Onça-pintada é registrada no Parque Nacional de Brasília após mais de 50 anos

Desde a criação do Parque, em 1961, não existiam registro visuais do maior felino das Américas.

Uma onça-pintada foi flagrada no interior do Parque Nacional de Brasília. O animal, que deve ser um macho, foi visto em uma área muito distante da visitação por meio de uma armadilha fotográfica. Desde a criação do Parque em 1961 não existiam registros visuais que comprovassem a existência da onça-pintada no Parque. O registro é comemorado pelos pesquisadores e pelo Parque, já que é considerado uma espécie extinta dentro da unidade de conservação.

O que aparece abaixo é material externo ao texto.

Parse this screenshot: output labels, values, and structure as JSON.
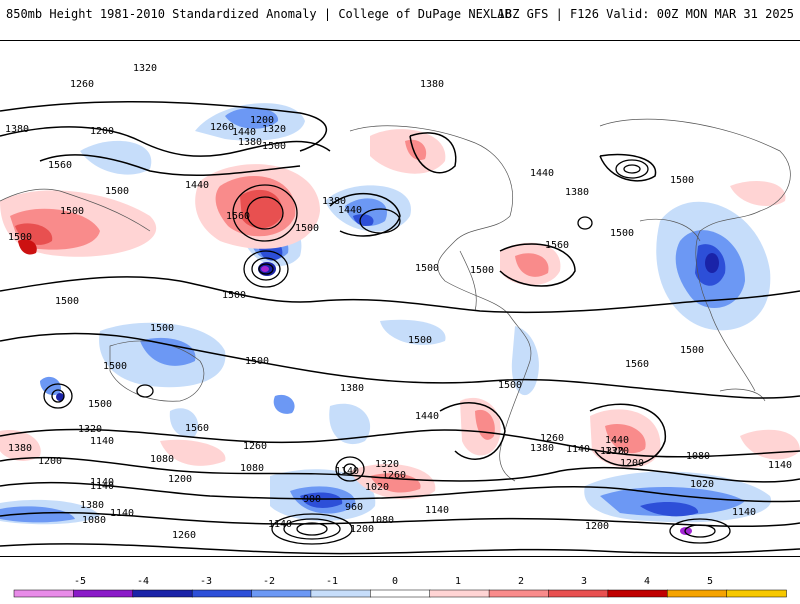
{
  "header": {
    "left_title": "850mb Height 1981-2010 Standardized Anomaly | College of DuPage NEXLAB",
    "right_title": "18Z GFS | F126 Valid: 00Z MON MAR 31 2025"
  },
  "map": {
    "contour_labels": [
      "1320",
      "1260",
      "1380",
      "1200",
      "1440",
      "1380",
      "1200",
      "1260",
      "1320",
      "1500",
      "1380",
      "1500",
      "1560",
      "1500",
      "1440",
      "1560",
      "1500",
      "1380",
      "1440",
      "1500",
      "1440",
      "1380",
      "1560",
      "1500",
      "1500",
      "1500",
      "1500",
      "1500",
      "1500",
      "1500",
      "1500",
      "1560",
      "1500",
      "1500",
      "1500",
      "1500",
      "1380",
      "1440",
      "1500",
      "1560",
      "1320",
      "1380",
      "1140",
      "1200",
      "1260",
      "1080",
      "1140",
      "1080",
      "1200",
      "1140",
      "1260",
      "1320",
      "1380",
      "1140",
      "1080",
      "1140",
      "900",
      "960",
      "1020",
      "1140",
      "1200",
      "1080",
      "1140",
      "1200",
      "1260",
      "1380",
      "1320",
      "1260",
      "1140",
      "1200",
      "1080",
      "1020",
      "1140",
      "1320",
      "1440",
      "1140"
    ],
    "anomaly_colors": {
      "pos1": "#ffd4d4",
      "pos2": "#f98b8b",
      "pos3": "#e85050",
      "pos4": "#cc1111",
      "neg1": "#c6ddfa",
      "neg2": "#6c98f4",
      "neg3": "#2d4fd8",
      "neg4": "#1a23a8",
      "neg5": "#a226d4",
      "contour": "#000000"
    }
  },
  "colorbar": {
    "labels": [
      "-5",
      "-4",
      "-3",
      "-2",
      "-1",
      "0",
      "1",
      "2",
      "3",
      "4",
      "5"
    ],
    "colors": [
      "#e88be8",
      "#8a1ac8",
      "#1a23a8",
      "#2d4fd8",
      "#6c98f4",
      "#c6ddfa",
      "#ffffff",
      "#ffd4d4",
      "#f98b8b",
      "#e85050",
      "#c00000",
      "#f5a300",
      "#f7c800"
    ]
  }
}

“A descoberta do felino no Cerrado é uma vitória que demonstra a importância do Parque Nacional de Brasília para a conservação deste bioma no Distrito Federal, extremamente ameaçado e que já perdeu mais de 50% de sua cobertura original no Brasil”, ressalta a chefe do Núcleo de Gestão Integrada Brasília-Contagem, que engloba o Parque Nacional de Brasília e a Reserva Biológica da Contagem, Juliana de Barros Alves. “É fantástico ter ocorrido esse registro, pois trata-se de um animal ameaçado de extinção e atualmente com escassos registros no Cerrado”, complementa o agente da fiscalização e analista ambiental do Parque Nacional e da Reserva Biológica, Leonardo Mohr.

A imagem foi flagrada por um grupo de seis biólogos da instituição Brasília é o Bicho no final do ano de 2017, e publicada na semana passada no Facebook. O grupo já esteve no local no mês passado e encontrou pegadas da onça. Eles, inclusive, estão monitorando o local onde a onça-pintada foi encontrada para entender se ela está de passagem ou se estabeleceu seu território na área do Parque.

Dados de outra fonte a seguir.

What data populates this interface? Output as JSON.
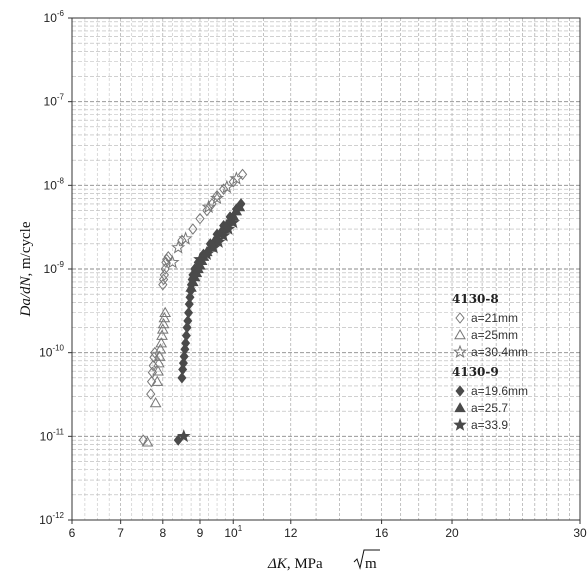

“Se ela está lá, é sinal de qualidade do meio ambiente, já que a onça é um animal exigente, necessita de uma grande área para circular e de alimentos como porco selvagem, viado, capivara”, explica o biólogo do Brasília é o Bicho, Fábio Hudson Souza Soares, que comemora a descoberta da onça. “A onça é um animal carismático, símbolo da fauna do Brasil, que está ameaçado de extinção e foi expulsa da região do Cerrado. Por isso, encontrá-la é significativo”, complementa Fábio.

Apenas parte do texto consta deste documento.